Pop as a considered choice
When it comes to Die Nerven’s sound, the opinions differ. From punk to post-punk, indie-rock to noise-rock, DIY-rock to noise-pop, it seems like every genre is represented (although the three guys not think much of any genre allocations). But there is one thing we can be sure of; their sound changed on their latest album Fake. The bands former records were louder, more aggressive and more punk, whereas they are now walking on a sunnier path. The tracks are happier and more accessible. This use of pop elements on Fake has been a conscious decision for the band:
‘It has been certain from the beginning that we want the album to be warmer and more colourful than the things we did before. This broke down a bit during the process and there are also many doubts on it. But anyhow, we wanted to make songs that somehow are pop and arranged like it. One of them is Niemals. For our other albums we had this kind of momentum where we started quietly, then it went loudly, afterwards again quiet, then impulsive and at the end loud again.
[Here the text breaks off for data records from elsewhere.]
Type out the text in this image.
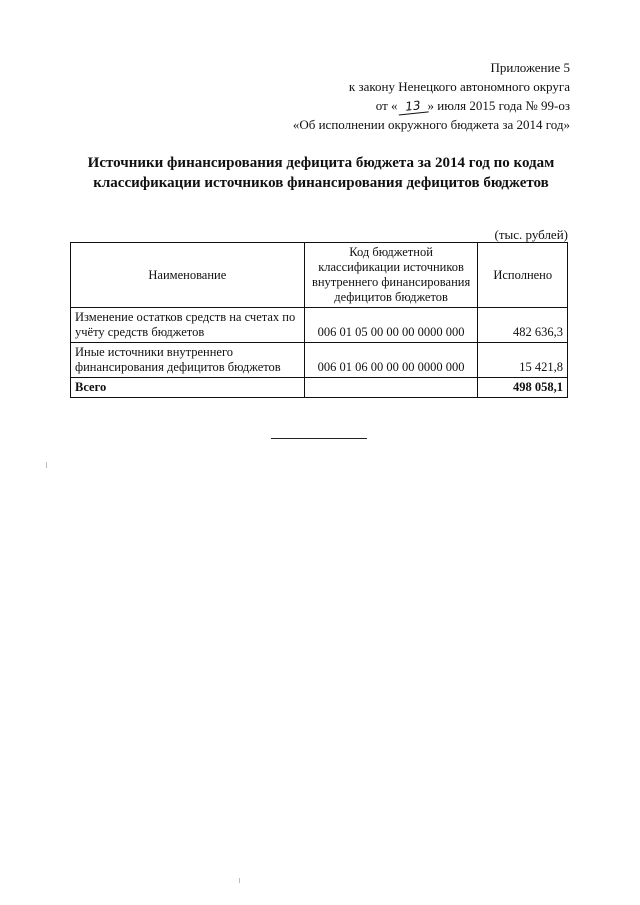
Приложение 5
к закону Ненецкого автономного округа
от « 13 » июля 2015 года № 99-оз
«Об исполнении окружного бюджета за 2014 год»
Источники финансирования дефицита бюджета за 2014 год по кодам
классификации источников финансирования дефицитов бюджетов
(тыс. рублей)
Наименование	Код бюджетной классификации источников внутреннего финансирования дефицитов бюджетов	Исполнено
Изменение остатков средств на счетах по учёту средств бюджетов	006 01 05 00 00 00 0000 000	482 636,3
Иные источники внутреннего финансирования дефицитов бюджетов	006 01 06 00 00 00 0000 000	15 421,8
Всего		498 058,1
And now we started to think in actual song structures like chorus, bridge and verse. I think it is pretty thrilling to engage with the music’s grammatic and its structure deliberately.’
Who knows, their future albums might be happy pop music without any worries. However it is very refreshing to have an honest and venturous German band like Die Nerven, who are experimenting with new elements while sticking to their original sound. One thing is for sure: if they keep on developing at the same pace they have been holding up for the last few years, their worldwide success isn’t far away.